Vig (short for vigorish, also called juice) is the sportsbook's built-in margin — the reason both sides of a two-way market's implied probabilities always sum to more than 100%. A standard -110/-110 spread line has implied probabilities of 52.38% each, totaling 104.76% — the extra 4.76% is the vig, representing the book's expected profit margin regardless of outcome.
How do you remove the vig to find fair odds?

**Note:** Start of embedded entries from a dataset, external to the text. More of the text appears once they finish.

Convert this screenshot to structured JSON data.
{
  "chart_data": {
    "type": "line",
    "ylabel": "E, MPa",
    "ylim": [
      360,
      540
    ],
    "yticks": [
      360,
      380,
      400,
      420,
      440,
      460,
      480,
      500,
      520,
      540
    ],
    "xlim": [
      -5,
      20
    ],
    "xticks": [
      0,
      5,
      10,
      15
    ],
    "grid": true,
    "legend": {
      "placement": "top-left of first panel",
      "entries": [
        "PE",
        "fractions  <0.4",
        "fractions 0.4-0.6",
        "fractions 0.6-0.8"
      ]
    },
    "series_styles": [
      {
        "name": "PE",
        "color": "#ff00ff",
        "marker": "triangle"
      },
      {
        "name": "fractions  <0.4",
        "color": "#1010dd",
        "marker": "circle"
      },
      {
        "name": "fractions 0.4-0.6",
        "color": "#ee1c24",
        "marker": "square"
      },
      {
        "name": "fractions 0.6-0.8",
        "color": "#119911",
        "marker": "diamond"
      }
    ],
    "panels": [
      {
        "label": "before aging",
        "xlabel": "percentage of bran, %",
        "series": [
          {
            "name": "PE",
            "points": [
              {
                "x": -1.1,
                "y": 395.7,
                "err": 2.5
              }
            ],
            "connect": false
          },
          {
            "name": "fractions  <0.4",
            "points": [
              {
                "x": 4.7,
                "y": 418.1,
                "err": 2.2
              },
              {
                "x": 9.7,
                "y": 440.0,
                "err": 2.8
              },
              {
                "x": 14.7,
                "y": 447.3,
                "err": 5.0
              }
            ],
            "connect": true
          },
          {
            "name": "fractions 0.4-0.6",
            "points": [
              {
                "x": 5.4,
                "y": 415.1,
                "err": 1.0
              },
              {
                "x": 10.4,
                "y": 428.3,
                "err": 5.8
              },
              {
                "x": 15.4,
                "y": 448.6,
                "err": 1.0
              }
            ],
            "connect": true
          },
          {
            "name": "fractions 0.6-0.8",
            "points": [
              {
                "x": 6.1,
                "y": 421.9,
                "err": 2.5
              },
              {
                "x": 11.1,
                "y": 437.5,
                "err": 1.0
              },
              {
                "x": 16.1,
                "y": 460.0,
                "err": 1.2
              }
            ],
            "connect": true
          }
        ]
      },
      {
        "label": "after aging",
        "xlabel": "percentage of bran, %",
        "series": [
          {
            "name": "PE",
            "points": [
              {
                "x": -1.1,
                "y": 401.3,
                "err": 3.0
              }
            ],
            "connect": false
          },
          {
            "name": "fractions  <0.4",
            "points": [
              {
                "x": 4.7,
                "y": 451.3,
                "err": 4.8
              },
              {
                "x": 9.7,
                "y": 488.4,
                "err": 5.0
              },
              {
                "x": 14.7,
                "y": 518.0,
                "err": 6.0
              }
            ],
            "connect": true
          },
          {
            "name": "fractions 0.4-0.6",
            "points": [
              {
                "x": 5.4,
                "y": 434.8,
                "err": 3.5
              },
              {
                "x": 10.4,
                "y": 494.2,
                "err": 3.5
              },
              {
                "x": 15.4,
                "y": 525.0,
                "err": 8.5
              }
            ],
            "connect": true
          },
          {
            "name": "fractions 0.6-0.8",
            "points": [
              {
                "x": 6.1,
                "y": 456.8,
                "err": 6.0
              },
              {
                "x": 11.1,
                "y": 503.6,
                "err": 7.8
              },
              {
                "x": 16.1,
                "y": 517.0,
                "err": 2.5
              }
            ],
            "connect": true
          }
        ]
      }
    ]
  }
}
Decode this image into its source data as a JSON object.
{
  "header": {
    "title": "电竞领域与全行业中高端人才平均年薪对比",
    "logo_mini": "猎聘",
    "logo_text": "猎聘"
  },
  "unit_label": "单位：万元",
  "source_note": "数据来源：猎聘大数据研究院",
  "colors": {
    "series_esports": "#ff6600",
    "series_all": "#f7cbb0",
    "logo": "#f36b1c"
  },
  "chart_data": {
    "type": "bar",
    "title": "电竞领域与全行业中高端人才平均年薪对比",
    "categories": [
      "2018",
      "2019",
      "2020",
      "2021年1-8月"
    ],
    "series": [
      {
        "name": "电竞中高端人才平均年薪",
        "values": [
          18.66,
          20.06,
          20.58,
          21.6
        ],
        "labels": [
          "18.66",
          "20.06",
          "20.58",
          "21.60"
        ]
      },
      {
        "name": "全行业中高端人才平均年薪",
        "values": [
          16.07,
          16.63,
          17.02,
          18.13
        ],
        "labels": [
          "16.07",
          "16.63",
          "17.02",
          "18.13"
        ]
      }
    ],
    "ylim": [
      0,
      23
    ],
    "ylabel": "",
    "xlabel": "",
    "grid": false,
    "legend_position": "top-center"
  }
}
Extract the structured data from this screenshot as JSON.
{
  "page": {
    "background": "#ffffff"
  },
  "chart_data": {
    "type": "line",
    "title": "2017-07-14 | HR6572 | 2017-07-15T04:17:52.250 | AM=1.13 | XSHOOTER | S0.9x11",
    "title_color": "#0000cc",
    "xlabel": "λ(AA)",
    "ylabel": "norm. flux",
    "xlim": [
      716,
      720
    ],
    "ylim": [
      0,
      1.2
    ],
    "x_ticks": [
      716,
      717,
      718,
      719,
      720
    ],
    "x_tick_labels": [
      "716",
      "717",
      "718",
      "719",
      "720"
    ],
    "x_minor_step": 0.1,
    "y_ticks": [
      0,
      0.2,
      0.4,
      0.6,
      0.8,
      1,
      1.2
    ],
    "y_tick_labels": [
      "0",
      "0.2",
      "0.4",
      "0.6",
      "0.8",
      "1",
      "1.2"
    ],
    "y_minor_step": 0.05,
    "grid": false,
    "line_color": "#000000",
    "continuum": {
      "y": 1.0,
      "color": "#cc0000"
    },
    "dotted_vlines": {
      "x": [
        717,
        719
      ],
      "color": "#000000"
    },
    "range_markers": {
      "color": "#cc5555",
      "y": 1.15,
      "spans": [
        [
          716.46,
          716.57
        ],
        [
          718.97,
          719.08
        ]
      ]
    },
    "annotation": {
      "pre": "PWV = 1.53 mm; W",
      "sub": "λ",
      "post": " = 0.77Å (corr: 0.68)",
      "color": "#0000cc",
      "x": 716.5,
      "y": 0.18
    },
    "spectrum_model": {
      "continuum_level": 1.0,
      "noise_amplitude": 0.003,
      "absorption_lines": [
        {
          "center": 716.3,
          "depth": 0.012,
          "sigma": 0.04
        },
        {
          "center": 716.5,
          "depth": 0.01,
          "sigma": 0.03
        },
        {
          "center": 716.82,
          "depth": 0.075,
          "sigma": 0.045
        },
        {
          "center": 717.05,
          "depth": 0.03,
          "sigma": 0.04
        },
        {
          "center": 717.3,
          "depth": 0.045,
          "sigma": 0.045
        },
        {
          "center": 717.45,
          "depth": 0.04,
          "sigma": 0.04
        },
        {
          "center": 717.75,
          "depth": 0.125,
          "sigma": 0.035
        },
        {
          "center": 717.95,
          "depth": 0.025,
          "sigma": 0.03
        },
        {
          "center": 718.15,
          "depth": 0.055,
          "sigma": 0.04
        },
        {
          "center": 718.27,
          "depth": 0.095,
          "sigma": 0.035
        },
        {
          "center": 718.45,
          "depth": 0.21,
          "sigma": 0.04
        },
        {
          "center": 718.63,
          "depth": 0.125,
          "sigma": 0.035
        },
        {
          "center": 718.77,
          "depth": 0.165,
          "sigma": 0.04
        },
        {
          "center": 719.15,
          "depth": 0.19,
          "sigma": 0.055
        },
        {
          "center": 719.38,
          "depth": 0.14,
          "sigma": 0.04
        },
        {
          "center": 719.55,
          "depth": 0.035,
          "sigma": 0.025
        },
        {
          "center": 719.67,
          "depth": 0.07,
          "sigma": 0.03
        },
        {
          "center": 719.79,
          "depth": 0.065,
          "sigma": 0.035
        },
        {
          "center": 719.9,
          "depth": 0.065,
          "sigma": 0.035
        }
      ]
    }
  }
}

Divide each side's implied probability by the total combined implied probability (which is always over 100%), then convert the resulting 'no-vig' probability back to American odds. For a -110/-110 line: both sides' 52.38% implied probability, divided by the 104.76% total, gives exactly 50% each — converting back to American odds gives +100/+100 (even money), confirming that market has no inherent edge before the vig.
Why does removing the vig matter for bettors?
Fair (no-vig) odds represent the market's true assessment of each outcome's probability, stripped of the book's margin. Comparing a specific sportsbook's posted odds against the no-vig fair odds shows exactly how much edge you're giving up by betting there — useful for finding value, comparing multiple books, or building your own probability models independent of any single book's line.
What devig method does this calculator use?
This calculator uses the multiplicative method — proportionally dividing each side's implied probability by the total to remove the vig. It's the most common and simplest devig method, and works well for balanced two-way markets. More advanced methods (Shin, power) exist and can be more accurate for markets with extreme favorites, but multiplicative is the standard starting point and is what most public no-vig tools use by default.